Was willst du mit einer Auflistung? Auf der einen Seite der Liste sind die großen Ketten, auf der anderen Seite die eingesessenen Händler, die ihre Kunden noch als Kunden behandeln und nicht wie eine Kuh, die man zu Tode melkt, während man selbst nicht mitbekommt, dass man am eigenen Ast sägt. Und der, welcher nicht am eigenen Ast sägt, kalkuliert das mit ein. Stell dir vor, das ist einer der vielen Gründe, warum ein lokaler Händler auch meist teurer ist. Der tritt seine Kunden in der Regel nicht in den Allerwertesten. Das Sprichwort "Der Kunde ist König" wird auch in 100 Jahren noch seine Gültigkeit haben - bei Händlern.

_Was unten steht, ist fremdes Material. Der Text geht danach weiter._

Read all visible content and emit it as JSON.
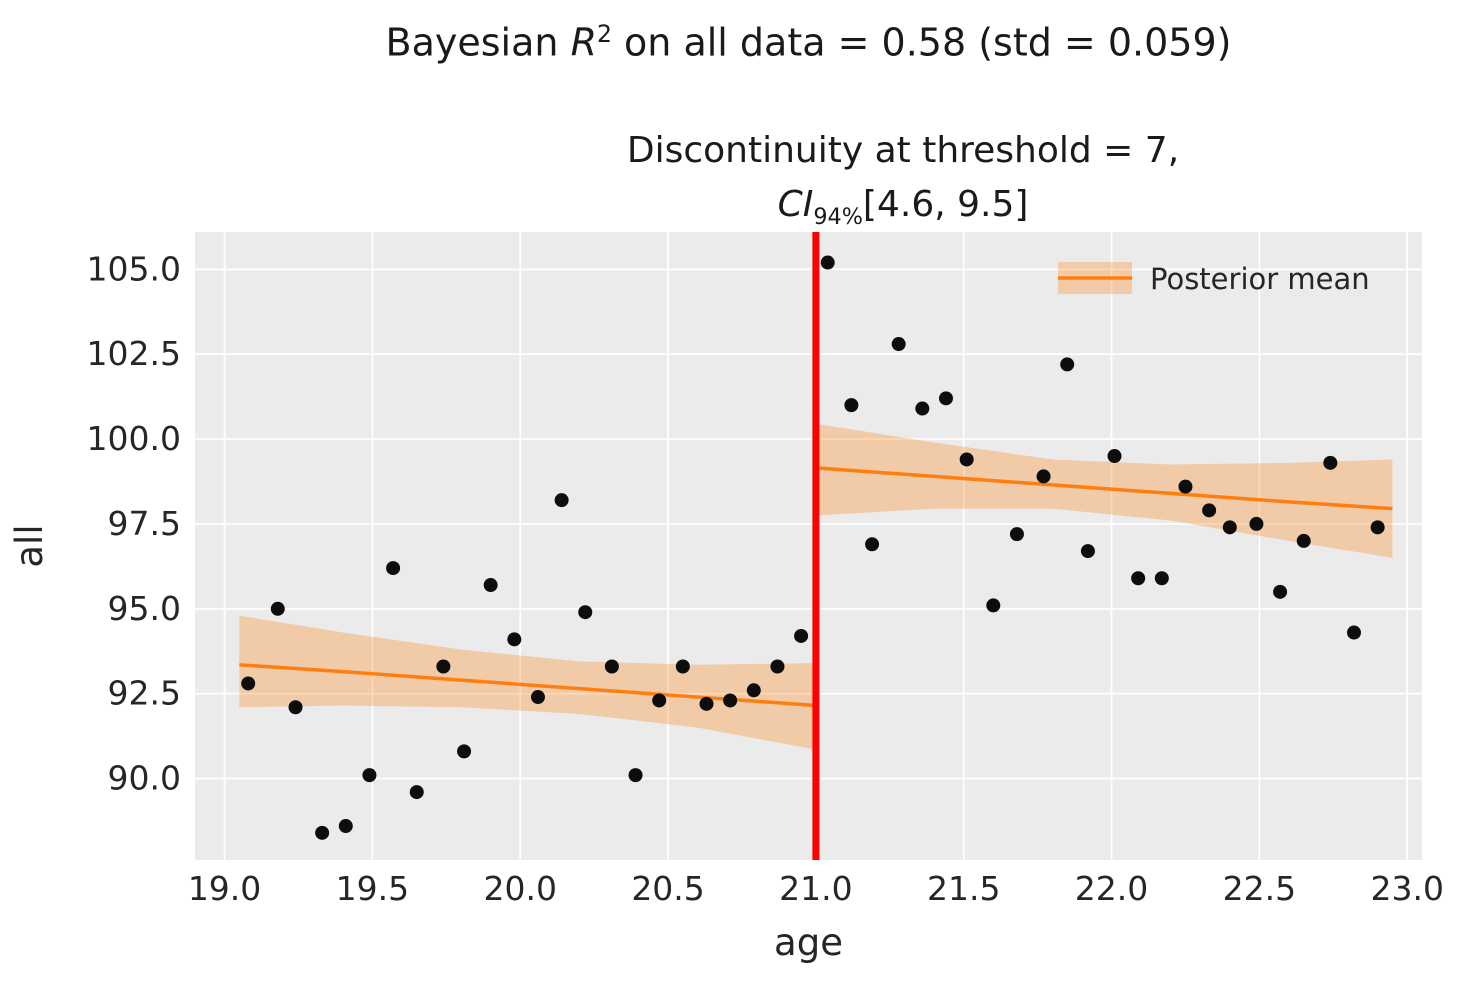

Du kannst drumrumreden wie du möchtest, an der Gewährleistung beißt sich der Händler alle Zähne aus, wenn der Kunde sich nicht für dumm verkaufen lässt.
 
Zuletzt bearbeitet von einem Moderator: (Typo)
  • Gefällt mir
Reaktionen: Idon
Wie ich es mir gedacht habe!
Einfach die Welle, von Idon, mit schwimmen ohne jeglichen Input zu geben.

@Dominion

Was sagst du denn zu diesem
Thema ?
 
Ich schwimme auf keiner Welle, ich spreche aus Erfahrung. Und die auf beiden Seiten.

Gottchen, warum stehst du denn nicht zu dem, was du schreibst? Du hast es doch selbst schon festgestellt:

Ribery88 schrieb:
Na klar macht es einen Unterschied nicht von der Gesetzgebung, aber alleine schon vom
Umstand...

Umstände interessieren niemanden, daher beziehe ich mich nur auf den ersten Teil deines Postings. Du hast also recht. Es macht keinen Unterschied. Nun musst du es nur noch verstehen und dir selbst glauben.